Ein bewusster Schritt, wie die 48-Jährige betont. „Ich wollte aus der ersten Reihe heraus aktiv eine Schule mitgestalten.“

Dabei habe sie vor allem das Schulkonzept und die Art und Weise überzeugt, wie Lehrer und Schüler es auch umsetzen. „Das Konzept kann noch so gut sein, solange es nicht wie hier gelebt wird, bringt es nichts“, sagt Michaela Petersen. So sei der sogenannte VUSEL-Bereich in dem der Vertretungsunterricht organisiert wird, zum Beispiel sehr gelungen.

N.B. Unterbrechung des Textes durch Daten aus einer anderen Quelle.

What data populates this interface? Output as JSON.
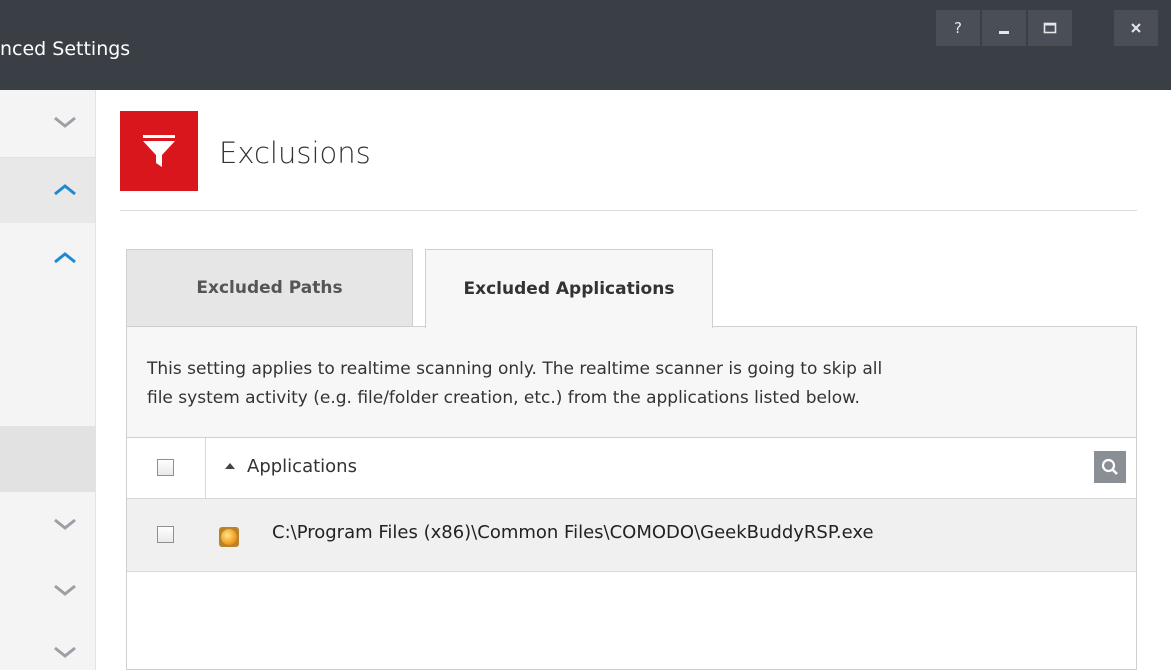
{
  "window": {
    "title": "nced Settings",
    "controls": {
      "help": "?",
      "minimize": "minimize-icon",
      "maximize": "maximize-icon",
      "close": "close-icon"
    }
  },
  "sidebar": {
    "chevrons": [
      "down",
      "up",
      "up",
      "down",
      "down",
      "down"
    ]
  },
  "header": {
    "title": "Exclusions",
    "icon": "filter-icon",
    "icon_color": "#d9161c"
  },
  "tabs": [
    {
      "label": "Excluded Paths",
      "active": false
    },
    {
      "label": "Excluded Applications",
      "active": true
    }
  ],
  "description": {
    "line1": "This setting applies to realtime scanning only. The realtime scanner is going to skip all",
    "line2": "file system activity (e.g. file/folder creation, etc.) from the applications listed below."
  },
  "table": {
    "column_header": "Applications",
    "sort": "ascending",
    "rows": [
      {
        "path": "C:\\Program Files (x86)\\Common Files\\COMODO\\GeekBuddyRSP.exe",
        "checked": false
      }
    ]
  },
  "colors": {
    "titlebar": "#3a3e45",
    "accent_blue": "#1e88d2",
    "brand_red": "#d9161c"
  }
}
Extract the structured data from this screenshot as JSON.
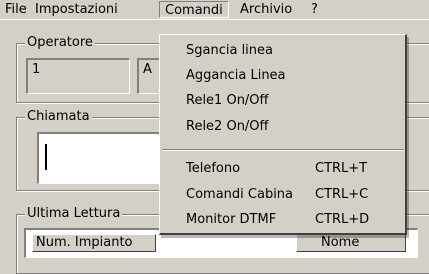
{
  "menubar": {
    "items": [
      {
        "label": "File"
      },
      {
        "label": "Impostazioni"
      },
      {
        "label": "Comandi"
      },
      {
        "label": "Archivio"
      },
      {
        "label": "?"
      }
    ]
  },
  "operatore": {
    "legend": "Operatore",
    "field1_value": "1",
    "field2_value": "A"
  },
  "chiamata": {
    "legend": "Chiamata"
  },
  "ultima_lettura": {
    "legend": "Ultima Lettura",
    "columns": [
      "Num. Impianto",
      "Nome"
    ]
  },
  "comandi_menu": {
    "items": [
      {
        "label": "Sgancia linea",
        "shortcut": ""
      },
      {
        "label": "Aggancia Linea",
        "shortcut": ""
      },
      {
        "label": "Rele1 On/Off",
        "shortcut": ""
      },
      {
        "label": "Rele2 On/Off",
        "shortcut": ""
      },
      {
        "label": "Telefono",
        "shortcut": "CTRL+T"
      },
      {
        "label": "Comandi Cabina",
        "shortcut": "CTRL+C"
      },
      {
        "label": "Monitor DTMF",
        "shortcut": "CTRL+D"
      }
    ]
  }
}
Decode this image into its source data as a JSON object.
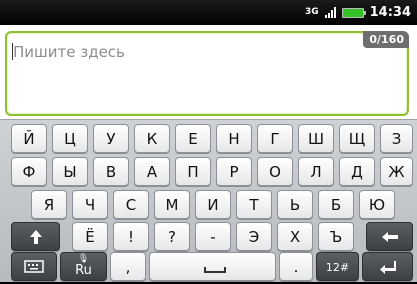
{
  "status_bar": {
    "network_type": "3G",
    "time": "14:34"
  },
  "compose": {
    "placeholder": "Пишите здесь",
    "char_counter": "0/160"
  },
  "keyboard": {
    "row1": [
      "Й",
      "Ц",
      "У",
      "К",
      "Е",
      "Н",
      "Г",
      "Ш",
      "Щ",
      "З"
    ],
    "row2": [
      "Ф",
      "Ы",
      "В",
      "А",
      "П",
      "Р",
      "О",
      "Л",
      "Д",
      "Ж"
    ],
    "row3": [
      "Я",
      "Ч",
      "С",
      "М",
      "И",
      "Т",
      "Ь",
      "Б",
      "Ю"
    ],
    "row4": [
      "Ё",
      "!",
      "?",
      "-",
      "Э",
      "Х",
      "Ъ"
    ],
    "row5": {
      "language_label": "Ru",
      "comma": ",",
      "period": ".",
      "symbols_label": "12#"
    },
    "icons": {
      "shift": "arrow-up-icon",
      "backspace": "arrow-left-icon",
      "enter": "enter-icon",
      "keyboard_settings": "keyboard-icon",
      "microphone": "microphone-icon"
    }
  }
}
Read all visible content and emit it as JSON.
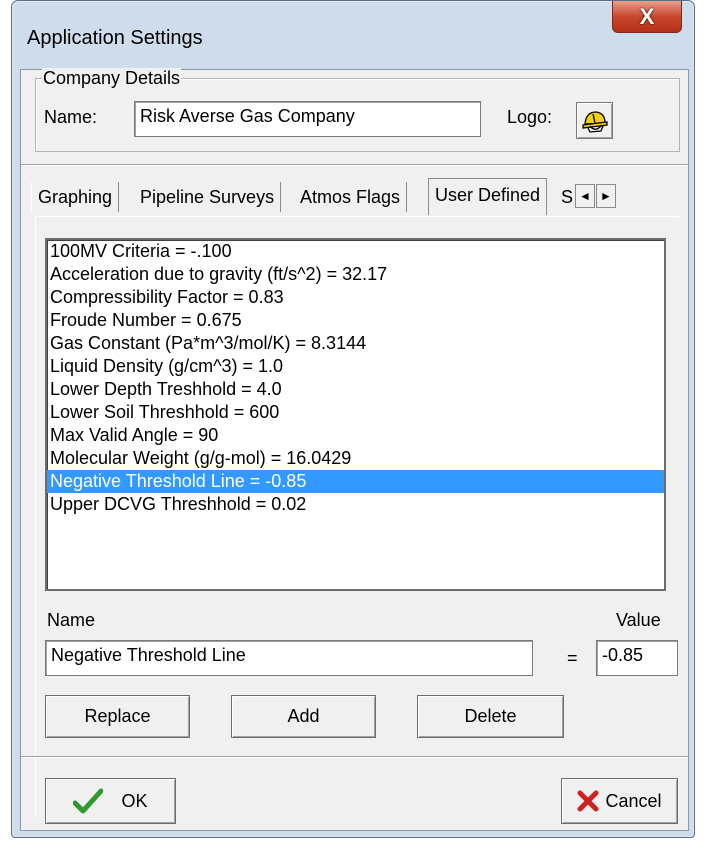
{
  "window": {
    "title": "Application Settings",
    "close_glyph": "X"
  },
  "company": {
    "group_label": "Company Details",
    "name_label": "Name:",
    "name_value": "Risk Averse Gas Company",
    "logo_label": "Logo:"
  },
  "tabs": [
    {
      "label": "Graphing"
    },
    {
      "label": "Pipeline Surveys"
    },
    {
      "label": "Atmos Flags"
    },
    {
      "label": "User Defined",
      "active": true
    },
    {
      "label": "S"
    }
  ],
  "tab_scroll": {
    "left": "◄",
    "right": "►"
  },
  "list": {
    "items": [
      "100MV Criteria = -.100",
      "Acceleration due to gravity (ft/s^2) = 32.17",
      "Compressibility Factor = 0.83",
      "Froude Number = 0.675",
      "Gas Constant (Pa*m^3/mol/K) = 8.3144",
      "Liquid Density (g/cm^3) = 1.0",
      "Lower Depth Treshhold = 4.0",
      "Lower Soil Threshhold = 600",
      "Max Valid Angle = 90",
      "Molecular Weight (g/g-mol) = 16.0429",
      "Negative Threshold Line = -0.85",
      "Upper DCVG Threshhold = 0.02"
    ],
    "selected_index": 10
  },
  "editor": {
    "name_label": "Name",
    "value_label": "Value",
    "equals": "=",
    "name_value": "Negative Threshold Line",
    "value_value": "-0.85"
  },
  "buttons": {
    "replace": "Replace",
    "add": "Add",
    "delete": "Delete",
    "ok": "OK",
    "cancel": "Cancel"
  },
  "colors": {
    "selection": "#3399ff",
    "ok_check": "#2e9a2e",
    "cancel_x": "#cc2222",
    "close_button": "#c8462d"
  }
}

Erfahrungen mit Gesamtschulen hat die im Landkreis Lüneburg mit Mann und drei Kindern lebende Schulleiterin in ihrer beruflichen Laufbahn schon gesammelt. Sie war an der Gründung und dem Aufbau der Integrierten Gesamtschule (IGS) Winsen-Roydorf beteiligt und war, bevor sie zur KGS gekommen ist, didaktische Leiterin der IGS Seevetal. „Gesamtschulen sind prima. Sie haben eine hohe Durchlässigkeit und es wird schulzweigübergreifend gearbeitet“, sagt Michaela Petersen.

Aufgaben gibt es genug für sie. „Als Erstes muss ich die KGS kennenlernen. Jede Schule ist ihr eigenes Universum und das muss ich jetzt erkunden“, erklärt sie. So hat sie sich in den Sommerferien durch die Räumlichkeiten führen lassen und ist auch durch den Kriechkeller gekrochen. Gleichzeitig will sie natürlich die rund 150 Lehrer und alle Schüler und Schülerinnen der Schule kennenlernen. „Ich will ankommen und mir ein Bild machen“, sagt sie. Für Fragen stehe ihre Tür ohnehin immer offen.

Aber auch verschiedene Bauprojekte stehen an oder sind bereits im vollen Gang, wie etwa der Neubau der Schulsporthalle oder die Sanierung der Elektrik in den alten Gebäuden an der Lindenstraße. Bei all den Verwaltungstätigkeiten bleiben noch ganze zwei Schulstunden in der Woche für den Unterricht übrig – Biologie in einer sechsten Klasse. „Das ist für mich das Ungewöhnlichste in der Woche, weil es das einzige Planbare ist“, sagt Michaela Petersen, die in ihrer Freizeit bei der Arbeit im heimischen Garten abschaltet und außerdem noch eine leidenschaftliche Salsa-Tänzerin ist.

Größte Herausforderung der nächsten Jahre wird für die Schulleiterin der Umgang mit den Folgen der Corona-Pandemie sein. „Der Schulalltag mit Corona hat sich inzwischen eingespielt. Aber die bestimmende Frage ist, was die Grundschüler in Zukunft brauchen werden, die jetzt eineinhalb Jahre nur im Distanzunterricht waren“, sagt sie. Dieses Thema werde alle weiterführenden Schulen die nächsten Jahre eingehend beschäftigen.